= Shingobee Bay =

Bay in Minnesota, U.S.

Shingobee Bay is a bay of Leech Lake, Minnesota.

== Information ==

Shingobee Bay is located three miles south of Walker, the Cass County seat, on the southern side of Leech Lake. The land adjacent to the bay is part of Shingobee Township, and a portion of it is allocated to the Leech Lake Tribe of Ojibwe.

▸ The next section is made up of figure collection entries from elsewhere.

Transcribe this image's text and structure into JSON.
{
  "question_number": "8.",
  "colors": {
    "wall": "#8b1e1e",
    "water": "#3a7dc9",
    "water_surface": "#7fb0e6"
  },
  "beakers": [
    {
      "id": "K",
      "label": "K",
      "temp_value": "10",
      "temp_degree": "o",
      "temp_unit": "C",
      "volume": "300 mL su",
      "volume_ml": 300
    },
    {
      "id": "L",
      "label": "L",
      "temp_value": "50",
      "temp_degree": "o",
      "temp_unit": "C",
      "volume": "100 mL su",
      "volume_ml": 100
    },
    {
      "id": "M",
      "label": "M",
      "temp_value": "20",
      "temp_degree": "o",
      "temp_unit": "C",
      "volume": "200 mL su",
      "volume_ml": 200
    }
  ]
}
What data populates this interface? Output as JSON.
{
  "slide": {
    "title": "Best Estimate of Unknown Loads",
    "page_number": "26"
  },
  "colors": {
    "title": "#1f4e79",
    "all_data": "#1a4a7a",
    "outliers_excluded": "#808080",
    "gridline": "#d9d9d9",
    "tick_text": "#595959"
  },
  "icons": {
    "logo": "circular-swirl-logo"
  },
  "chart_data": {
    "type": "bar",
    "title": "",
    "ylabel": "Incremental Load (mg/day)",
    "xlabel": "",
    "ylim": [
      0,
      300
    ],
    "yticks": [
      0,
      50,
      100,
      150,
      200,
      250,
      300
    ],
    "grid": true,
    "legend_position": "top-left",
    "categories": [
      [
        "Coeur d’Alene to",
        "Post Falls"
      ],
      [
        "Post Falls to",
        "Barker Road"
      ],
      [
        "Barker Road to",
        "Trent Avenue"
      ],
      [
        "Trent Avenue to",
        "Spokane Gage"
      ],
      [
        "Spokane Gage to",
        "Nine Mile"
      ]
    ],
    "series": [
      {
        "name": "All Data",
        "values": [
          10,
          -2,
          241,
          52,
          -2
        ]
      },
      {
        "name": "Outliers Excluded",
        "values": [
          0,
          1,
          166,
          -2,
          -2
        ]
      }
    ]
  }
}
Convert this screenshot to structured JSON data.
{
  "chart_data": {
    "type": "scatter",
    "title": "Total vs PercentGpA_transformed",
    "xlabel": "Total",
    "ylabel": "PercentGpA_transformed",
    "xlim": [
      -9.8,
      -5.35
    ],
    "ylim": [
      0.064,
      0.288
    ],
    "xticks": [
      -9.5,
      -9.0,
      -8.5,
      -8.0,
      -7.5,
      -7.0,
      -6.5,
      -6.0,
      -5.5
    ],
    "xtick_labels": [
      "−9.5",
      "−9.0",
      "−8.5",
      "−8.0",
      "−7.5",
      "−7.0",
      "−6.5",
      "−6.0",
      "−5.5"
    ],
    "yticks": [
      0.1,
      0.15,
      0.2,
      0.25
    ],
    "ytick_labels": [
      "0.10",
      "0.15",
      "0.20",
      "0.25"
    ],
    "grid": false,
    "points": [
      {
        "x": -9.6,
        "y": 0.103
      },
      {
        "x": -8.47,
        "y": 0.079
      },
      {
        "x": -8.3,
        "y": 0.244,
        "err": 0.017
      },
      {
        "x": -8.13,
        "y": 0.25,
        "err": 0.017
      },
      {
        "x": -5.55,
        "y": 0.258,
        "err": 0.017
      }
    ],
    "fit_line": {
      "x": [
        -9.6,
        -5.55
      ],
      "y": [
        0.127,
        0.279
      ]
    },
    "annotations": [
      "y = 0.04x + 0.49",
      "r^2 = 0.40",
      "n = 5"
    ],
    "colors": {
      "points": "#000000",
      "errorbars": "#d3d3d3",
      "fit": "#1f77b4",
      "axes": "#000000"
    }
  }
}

Minnesota State Highway 371 spans the northern end of the bay, where it opens up into the larger Walker Bay.

=== Miller Bay ===

Miller Bay is an extension of the longer, narrower Shingobee Bay, and is located on the northeastern side of Shingobee. Miller Bay is connected to Shingobee by a fairly wide channel visible from Christmas Point Road, which loops around Miller Bay in a rough semicircle. There is no public access on Miller Bay, although it is easily visible from nearby roads. The Paul Bunyan State Trail, used for various recreational purposes, is quite close to Miller Bay, and its Shingobee Connection Trail runs on the opposite side of Christmas Point Road from the bay.

=== Public access ===

A public boating access is located on Shingobee Island, which is crossed by Highway 371 on the north side of the lake. The island, though in the middle of the bay, is connected to land on either side by the highway.

=== Fishing ===

Walker Bay, which includes Shingobee, is the deepest part of Leech Lake. As of May 2010, there was a significant amount of crappies caught in Shingobee Bay.